The key to Bonhoeffer's gifts to us Christians today, as Coles notes, was "his decision to live as if the Lord were a neighbour and friend, a constant source of courage and inspiration, a presence amid travail and joy alike, a reminder of love's obligation and affirmations of death's decisive meaning (how we die as a measure of how we have lived, of who we are)."

Bonhoeffer's most famous book, The Cost of Discipleship, was published in 1937.  In it, he attacked directly the so-called German Christians who put loyalty to the Reich ahead of obedience to the cross.  What he termed "costly grace" was what compels a person to submit to the cross of Christ and follow him.  It is grace because our Saviour said: "My yoke is easy and my burden is light."

The message of Bonhoeffer most relevant to Lent and Easter here emerge in his book "…the Son of man must suffer many things, and be respected by the elders, and the chief priests, and the scribes, and be killed, and after three days rise again…" (Mark 8:31)  Rejection and terrible pain were placed on Jesus by necessity even though, as we know, the concept of a suffering Messiah was unacceptable to our church even in its earliest days.  For Bonhoeffer, this suffering also applied to Jesus serious disciples in the past and present as well.  God deems some worthy of martyrdom, but for Bonhoeffer no-one is permitted to suffer more than he/she can bear.

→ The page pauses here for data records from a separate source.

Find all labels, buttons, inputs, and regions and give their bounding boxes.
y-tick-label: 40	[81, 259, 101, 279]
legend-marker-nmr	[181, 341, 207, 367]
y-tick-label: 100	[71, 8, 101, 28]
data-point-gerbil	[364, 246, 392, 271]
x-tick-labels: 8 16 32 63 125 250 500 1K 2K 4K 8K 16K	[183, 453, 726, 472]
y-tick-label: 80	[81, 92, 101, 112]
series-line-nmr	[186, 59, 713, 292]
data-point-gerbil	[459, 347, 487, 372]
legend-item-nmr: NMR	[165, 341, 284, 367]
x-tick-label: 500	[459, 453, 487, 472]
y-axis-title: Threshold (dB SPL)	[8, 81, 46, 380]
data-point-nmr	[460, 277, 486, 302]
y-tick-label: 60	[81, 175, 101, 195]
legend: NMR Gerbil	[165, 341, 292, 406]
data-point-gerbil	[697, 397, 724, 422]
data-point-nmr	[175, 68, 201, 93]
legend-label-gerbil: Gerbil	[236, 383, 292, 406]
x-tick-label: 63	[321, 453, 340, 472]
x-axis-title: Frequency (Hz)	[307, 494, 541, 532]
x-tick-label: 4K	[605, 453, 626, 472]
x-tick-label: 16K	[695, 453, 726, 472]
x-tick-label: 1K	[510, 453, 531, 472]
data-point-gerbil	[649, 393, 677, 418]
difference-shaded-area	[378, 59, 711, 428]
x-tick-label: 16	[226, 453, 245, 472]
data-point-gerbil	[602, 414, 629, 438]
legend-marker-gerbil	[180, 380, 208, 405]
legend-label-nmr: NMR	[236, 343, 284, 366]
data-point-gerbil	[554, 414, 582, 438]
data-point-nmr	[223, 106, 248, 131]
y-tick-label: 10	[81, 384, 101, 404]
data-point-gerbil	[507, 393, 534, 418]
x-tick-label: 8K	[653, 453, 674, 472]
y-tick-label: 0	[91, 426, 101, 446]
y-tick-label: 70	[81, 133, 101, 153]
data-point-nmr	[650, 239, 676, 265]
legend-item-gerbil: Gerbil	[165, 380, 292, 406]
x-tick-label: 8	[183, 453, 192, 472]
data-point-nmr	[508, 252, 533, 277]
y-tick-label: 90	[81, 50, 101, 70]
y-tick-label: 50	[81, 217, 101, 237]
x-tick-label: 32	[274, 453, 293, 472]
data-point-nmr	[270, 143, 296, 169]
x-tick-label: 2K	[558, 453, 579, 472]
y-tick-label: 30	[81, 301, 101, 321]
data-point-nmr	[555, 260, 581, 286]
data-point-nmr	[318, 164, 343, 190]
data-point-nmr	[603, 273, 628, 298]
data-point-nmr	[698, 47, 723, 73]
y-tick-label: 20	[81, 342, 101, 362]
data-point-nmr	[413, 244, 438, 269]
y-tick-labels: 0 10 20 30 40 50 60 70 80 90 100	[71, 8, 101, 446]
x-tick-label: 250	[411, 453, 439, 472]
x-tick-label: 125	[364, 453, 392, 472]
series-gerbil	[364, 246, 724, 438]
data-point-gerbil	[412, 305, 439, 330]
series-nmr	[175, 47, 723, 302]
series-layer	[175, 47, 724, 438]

Bonhoeffer says the call of Christ puts Christians in the middle of the arena constantly pitted against the devil.  Believers encounter new temptations daily and must suffer for Jesus' sake.  Only the constant support of the One who bore the sins of all sustains us to persist.  Suffering for Bonhoeffer was the badge of a true discipleship, but bearing one's cross, as with Christ, is the only way to overcome suffering.  Suffering must be endured by all Christians in order that it too will pass away.

Characteristically, Bonhoeffer felt the Confessing Church had given in to its Nazi oppressors too quickly.  After 1937, he wrote letters of encouragement to members of his disbanded church.  "…We knew that a life with Jesus Christ and his church is worth staking everything on", he wrote in one letter.   In a secret address in 1939 to believers, he asked, "How do you intend to die one day?  Do we believe in the power of death and sin, or do we believe in the power of Jesus Christ?  Of the two there can only be one."

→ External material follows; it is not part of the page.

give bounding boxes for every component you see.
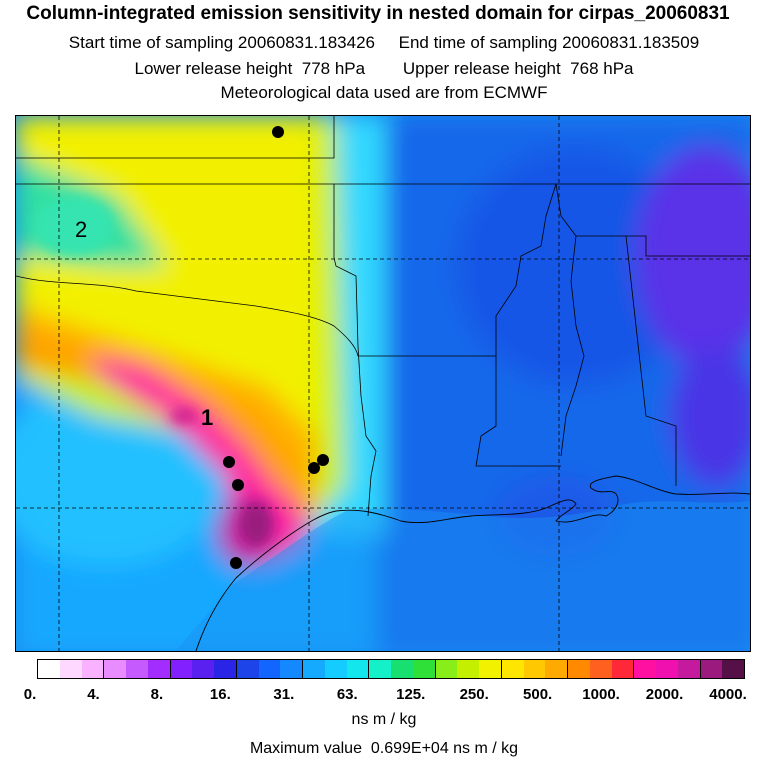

His major work on ethics was published only posthumously.  On love, for example, he wrote that without it everything falls apart, but "in this love everything is united and everything is pleasing to God."

The final letters Bonhoeffer wrote from prison are equally eloquent.  To his parents at the end of 1943 he wrote: "…the horrors of war are now coming home to us with such force as will no doubt, if we survive, provide us with the necessary basis for making it possible to reconstruct the life of the nation, both spiritually and materially, on Christian principles."  To his fiancée, Maria: "No evil can befall us:  whatever men may do to us, they cannot but serve the God who is secretly revealed as love and rules the world and our lives…"  To a dear friend: "One must completely abandon any attempt to make something of oneself, whether it be a saint, or a converted sinner, or a churchman, a righteous man or an unrighteous one; a sick man or a healthy one.  By this worldliness mean living unreservedly in life's duties, problems, successes and fairness, experiences and perplexities.  In so doing we throw ourselves completely into the arena of God, taking seriously, not our own sufferings, but those of God in the world-watching with Christ in Gethsemane."

His last letter to his mother five months before his death: "thank you for all the love that has come to me in my cell from you during the past year, it has made every day easier for me…My wish for you and Father and Maria and for all of us is that the New year may bring us at least an occasional glimmer of light and that we may once more have the joy of living together.  May God keep you both well."

I hope you'll all agree that Dietrich Bonhoeffer's message to Christians everywhere is a unique one, especially during the season of Lent.  What is your cross and mine?